Betty and I took most of our meals in a small cafe attached to the hotel. I strolled in there alone after my exchange with the clerk, and found it filled with hard-eyed young men I hadn't seen before.

The average Guatemalan is around 5-foot-6 in height and dark skinned. I was a sunburned Caucasian well over six feet. Almost immediately, I became aware of a swelling murmer of angry conversation and felt disapproving eyes fixed on me.

I got my food, went back to my room, and watched a baseball game on TV.

The next day, the central square was the scene of a massive anti-government May Day demonstration. Betty wanted no part of it, but I grabbed my notebook and went out to see what was going on. The square was seething with people, many of whom had been bussed in from outlying areas. I remember seeing one barefoot demonstrator who wore ragged shorts and a T-shirt that proclaimed: "I Survived General Electric’s Management Training, 1986." (A hand-me-down from up north, no doubt).
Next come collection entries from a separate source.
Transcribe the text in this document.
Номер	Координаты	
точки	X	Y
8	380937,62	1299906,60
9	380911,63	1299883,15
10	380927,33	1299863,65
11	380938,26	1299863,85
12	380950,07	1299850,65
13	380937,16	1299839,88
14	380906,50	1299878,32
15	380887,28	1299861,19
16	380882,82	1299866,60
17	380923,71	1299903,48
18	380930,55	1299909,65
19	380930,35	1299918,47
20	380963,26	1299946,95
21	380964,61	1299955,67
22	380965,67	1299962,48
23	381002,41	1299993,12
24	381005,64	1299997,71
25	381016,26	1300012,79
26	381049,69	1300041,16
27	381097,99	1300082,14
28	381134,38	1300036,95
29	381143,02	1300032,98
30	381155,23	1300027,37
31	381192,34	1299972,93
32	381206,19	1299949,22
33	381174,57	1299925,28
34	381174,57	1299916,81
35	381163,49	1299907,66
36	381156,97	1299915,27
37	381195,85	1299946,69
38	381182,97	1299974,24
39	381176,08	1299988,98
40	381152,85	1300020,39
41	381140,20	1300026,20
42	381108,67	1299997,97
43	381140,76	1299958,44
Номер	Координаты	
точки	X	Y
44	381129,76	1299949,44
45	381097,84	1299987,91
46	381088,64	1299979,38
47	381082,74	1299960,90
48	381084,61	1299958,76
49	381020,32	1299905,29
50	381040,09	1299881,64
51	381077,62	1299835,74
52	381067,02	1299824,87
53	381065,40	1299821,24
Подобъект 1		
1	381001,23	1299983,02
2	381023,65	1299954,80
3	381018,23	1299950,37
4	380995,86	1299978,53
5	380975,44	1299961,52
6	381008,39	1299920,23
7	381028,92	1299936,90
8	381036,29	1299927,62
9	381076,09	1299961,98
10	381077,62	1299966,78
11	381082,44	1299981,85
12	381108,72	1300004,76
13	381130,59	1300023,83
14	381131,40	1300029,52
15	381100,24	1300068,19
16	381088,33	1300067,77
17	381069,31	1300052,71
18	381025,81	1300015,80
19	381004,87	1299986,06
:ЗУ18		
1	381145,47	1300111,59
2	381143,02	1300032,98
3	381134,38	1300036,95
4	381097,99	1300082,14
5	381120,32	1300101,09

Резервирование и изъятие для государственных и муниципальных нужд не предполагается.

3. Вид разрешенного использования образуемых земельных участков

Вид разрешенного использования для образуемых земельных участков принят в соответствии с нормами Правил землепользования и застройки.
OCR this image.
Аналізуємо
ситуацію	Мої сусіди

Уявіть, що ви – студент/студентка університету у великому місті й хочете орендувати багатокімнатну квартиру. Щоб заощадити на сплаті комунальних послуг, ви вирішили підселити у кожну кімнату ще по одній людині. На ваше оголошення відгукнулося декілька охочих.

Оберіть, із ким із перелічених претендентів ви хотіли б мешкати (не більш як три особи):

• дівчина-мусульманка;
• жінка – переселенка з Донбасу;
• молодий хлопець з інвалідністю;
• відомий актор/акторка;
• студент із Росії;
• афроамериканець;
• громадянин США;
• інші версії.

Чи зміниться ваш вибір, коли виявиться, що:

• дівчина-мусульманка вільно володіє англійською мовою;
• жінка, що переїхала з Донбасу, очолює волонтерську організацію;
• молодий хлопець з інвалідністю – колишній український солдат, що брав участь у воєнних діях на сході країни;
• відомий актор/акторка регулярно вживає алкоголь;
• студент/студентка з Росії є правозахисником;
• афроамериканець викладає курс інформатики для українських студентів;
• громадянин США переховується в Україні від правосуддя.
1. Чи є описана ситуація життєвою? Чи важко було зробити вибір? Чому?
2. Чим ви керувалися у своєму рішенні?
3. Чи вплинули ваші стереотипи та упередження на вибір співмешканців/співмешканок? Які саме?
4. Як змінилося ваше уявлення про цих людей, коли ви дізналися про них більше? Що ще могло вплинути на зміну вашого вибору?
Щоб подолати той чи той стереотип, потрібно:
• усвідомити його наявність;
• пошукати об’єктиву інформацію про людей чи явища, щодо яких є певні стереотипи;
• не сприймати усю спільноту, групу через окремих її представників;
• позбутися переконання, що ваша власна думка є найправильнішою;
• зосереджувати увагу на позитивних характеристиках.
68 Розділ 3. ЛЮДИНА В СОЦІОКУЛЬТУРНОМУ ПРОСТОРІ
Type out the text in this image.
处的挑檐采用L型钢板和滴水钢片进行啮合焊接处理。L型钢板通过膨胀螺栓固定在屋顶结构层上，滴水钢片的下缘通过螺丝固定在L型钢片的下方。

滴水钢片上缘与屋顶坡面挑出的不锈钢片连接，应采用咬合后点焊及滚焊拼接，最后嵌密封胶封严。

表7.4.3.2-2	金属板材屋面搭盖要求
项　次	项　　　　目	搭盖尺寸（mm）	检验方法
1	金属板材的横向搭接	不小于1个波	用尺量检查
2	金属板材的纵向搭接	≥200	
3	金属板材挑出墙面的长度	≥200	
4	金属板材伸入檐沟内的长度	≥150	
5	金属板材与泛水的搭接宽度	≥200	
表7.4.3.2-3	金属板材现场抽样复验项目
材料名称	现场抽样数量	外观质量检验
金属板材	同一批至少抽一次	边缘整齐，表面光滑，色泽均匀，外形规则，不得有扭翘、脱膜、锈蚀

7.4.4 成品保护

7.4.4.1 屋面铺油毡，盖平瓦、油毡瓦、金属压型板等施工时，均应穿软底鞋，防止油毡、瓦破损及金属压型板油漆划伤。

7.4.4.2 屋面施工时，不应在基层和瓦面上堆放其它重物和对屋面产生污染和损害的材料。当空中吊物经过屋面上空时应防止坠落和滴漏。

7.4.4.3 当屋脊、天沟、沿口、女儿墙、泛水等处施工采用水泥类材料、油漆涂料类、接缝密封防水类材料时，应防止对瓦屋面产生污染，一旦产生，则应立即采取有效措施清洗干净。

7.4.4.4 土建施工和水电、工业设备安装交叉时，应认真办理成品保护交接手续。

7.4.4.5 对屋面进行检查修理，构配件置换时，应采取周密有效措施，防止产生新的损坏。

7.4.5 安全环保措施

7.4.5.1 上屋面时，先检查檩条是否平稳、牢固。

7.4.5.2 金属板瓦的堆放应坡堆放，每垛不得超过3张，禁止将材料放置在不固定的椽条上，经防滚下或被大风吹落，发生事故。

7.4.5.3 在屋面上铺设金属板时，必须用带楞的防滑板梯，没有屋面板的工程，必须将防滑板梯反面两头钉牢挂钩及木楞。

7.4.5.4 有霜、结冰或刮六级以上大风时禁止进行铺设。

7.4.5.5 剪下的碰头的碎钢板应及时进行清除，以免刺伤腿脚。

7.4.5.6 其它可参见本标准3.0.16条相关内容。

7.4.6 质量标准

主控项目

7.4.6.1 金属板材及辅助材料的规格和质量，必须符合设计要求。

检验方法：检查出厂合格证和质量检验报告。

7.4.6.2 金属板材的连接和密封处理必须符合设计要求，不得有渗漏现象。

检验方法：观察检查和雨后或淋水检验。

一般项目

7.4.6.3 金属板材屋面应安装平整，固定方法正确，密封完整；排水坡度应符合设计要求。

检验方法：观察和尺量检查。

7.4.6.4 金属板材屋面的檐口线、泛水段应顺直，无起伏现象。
The crowd rocked, and it rolled. The more flamboyant and charismatic members took turns mounting a flatbed truck parked right in front of the National Palace and screaming invectives at whoever was inside. The president, Jose Serrano, was burned in effigy.

Oddly enough, there was not a single soldier or police officer visible between the flatbed and the palace. They were all inside, armed to the teeth, just in case things got out of hand.

And with no one to confront directly, the crowd soon lost its fire. After a couple of hours, they climbed off the flatbed truck, reloaded the buses, and left. Amazingly, they picked up all their trash during their exodus.

"Nothing but Communists," Betty spat when I met her later.

Maybe so. Yet in a strange way, that May Day rally in a divided and violent country gave me a glimpse into true democracy.

As for Betty, she was interred in a Guatemala City mausoleum reserved for military heroes. Now that things have quieted down there a bit, I’d like to visit her sometime.